Chapitre 3.
Elya
La porte de ma chambre s'ouvre doucement alors que je suis en train de regarder un film sur mon ordinateur, confortablement installée dans mon lit. Les jumelles entrent dans la pièce, un sourire espiègle sur leurs visages identiques. Toutes deux ont de longs cheveux blonds et quelques tâches de rousseur comme notre mère, ainsi que de grands yeux bleus venant de notre père. Elles se ressemblent tellement que nous avons parfois des difficultés à les différencier. Et elles s'en amusent !
- Qu'est-ce que vous voulez ? leur demandé-je en mettant le film sur pause.
Tina grimpe sur mon lit et me tend un de leurs livres qui m'appartenait lorsque j'avais leur âge. Petite, j'étais passionnée par ces livres Disney. Mon père et mon oncle avaient fait en sorte que je possède la collection complète ainsi que les DVDs de chaque dessins animés. Je les ai rendus fous à tel point qu'ils connaissaient par cœur les chansons de Mulan ou du Roi Lion. Aujourd'hui, j'ai Pocahontas entre les mains.
- On était sage toute la semaine à l'école et on a pas été puni. On s'est vraiment retenue de parler.
- Sauf lundi, mais ça compte pas parce qu'on savait pas que t'allais nous faire la promesse, ajoute Juliette.
- Tu peux nous apprendre à lire ?
- S'il te plait, Lili !
J'avais oublié que je leur avais dis que si elles étaient sages à l'école, je leur apprendrais à lire et elles, ne l'ont pas oublié, évidemment.
- Les filles, vous allez apprendre à lire à l'école. Pourquoi vous voulez le faire maintenant ?
- Pour faire comme toi ! répondent-elles en chœur.
- Vous n'avez pas besoin de faire comme moi, soupiré-je.
- Mais Papa dit que tu savais lire depuis loooongtemps à la maternelle. Et on est au CP, nous ! On n'est plus des bébés.
Ça me dérange qu'elles s'obstinent chaque fois à se comparer à moi. Maman dit qu'elles me considèrent comme leur modèle - et c'est très flatteur, c'est vrai - mais ça ne veut pas dire qu'elles doivent faire comme moi quand j'avais leur âge.
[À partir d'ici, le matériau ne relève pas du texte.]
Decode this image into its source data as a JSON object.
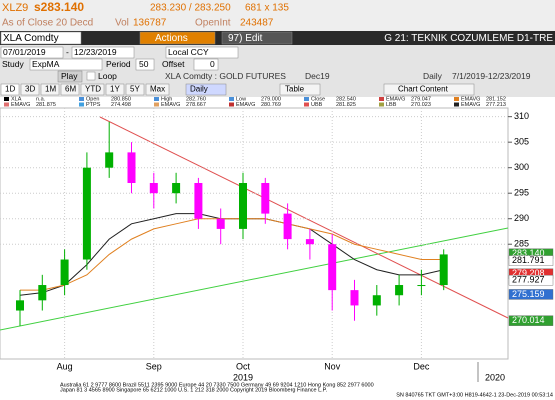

Parfois, elles se disent que si elles ne font pas pareil moi, elles sont moins bien que moi et je ne veux pas les dévaloriser ni les démoraliser. Ce sont des petites filles géniales alors je refuse qu'elles en doutent à cause de moi.
- Mais le CP c'est fait pour apprendre à lire, leur expliqué-je doucement.
Je les vois se jeter un regard entendu que seules elles peuvent comprendre, puis je me fais fusiller de leurs grands yeux bleus, semblables aux miens.
- Mais t'as dit que tu nous apprendrais ! s'exclame Juliette indignée.
- Oui, je l'ai dit mais...
- T'es une menteuse ! renchérit Tina en descendant de mon lit.
- Non non, attendez ! m'écrié-je en trouvant soudainement une idée.
Elles s'arrêtent en même temps pour me regarder.
- Je vais vous apprendre autre chose que le français, leur dis-je en souriant.
- L'anglais ? sourit Tina.
- Le chinois ? contre Juliette.
Je secoue la tête en souriant.
- Bah quoi alors ?
- Le langage des signes.
- C'est nul ! s'exclament-elles en chœur en rebroussant chemin.
- Ah oui ? C'est nul de pouvoir parler sans avoir à ouvrir la bouche ?
Elles me regardent à nouveau en fronçant les sourcils.
- Vous ne savez pas ce que c'est, pas vrai ?
Les jumelles secouent la tête alors je vais sur internet et lance une vidéo en langage des signes. Les filles regardent attentivement la jeune femme agiter ses mains dans tous les sens.
- Mais on comprend rien, bougonne Tina, déçue.
- Et vous trouver pas ça cool de savoir parler comme ça ? Personne ne nous comprendra quand on parlera entre nous.
- T'as appris ça quand t'étais petite ? demande Juliette.
- Non. Jamais. Mais on peut l'apprendre toutes les trois en même temps, pas vrai ?
Elles acquiescent vivement, impatiente de commencer ce truc nouveau. Ça nous fera une occupation et elles oublierons certainement que je dois leur apprendre à lire.
Je commence donc par aller chercher l'alphabet de cette langue et nous apprenons toutes les trois à signer nos prénoms. C'est amusant parce que certaines lettres sont difficiles à faire pour les filles mais elles y parviennent après de longues minutes d'essais. Maman entre dans ma chambre une demie heure plus tard et lorsqu'elle nous demande ce que nous faisons, les jumelles se contentent de dire que nous regardons une simple vidéo. Très bien, c'est un secret entre nous, j'ai compris le message !
***
Le lendemain midi, je raconte à Timéo mon apprentissage d'une nouvelle langue, et ça le fait rire. Il dit que je suis dingue, mais je ne trouve pas.
- Ça amuse les filles et au moins, ça leur change les idées.
- Elles veulent seulement apprendre à lire, comme toi. Je ne vois pas ce qu'il y a de mal à ça.
- Elles veulent faire comme moi et je n'aime pas ça. Elles n'ont pas besoin d'être comme moi.
- Tu es leur exemple, sourit-il. C'est mignon.
- Mais pas adapté, soupiré-je. Je ne veux pas leur bourrer le crâne de toutes ces choses qu'elles apprendront plus tard.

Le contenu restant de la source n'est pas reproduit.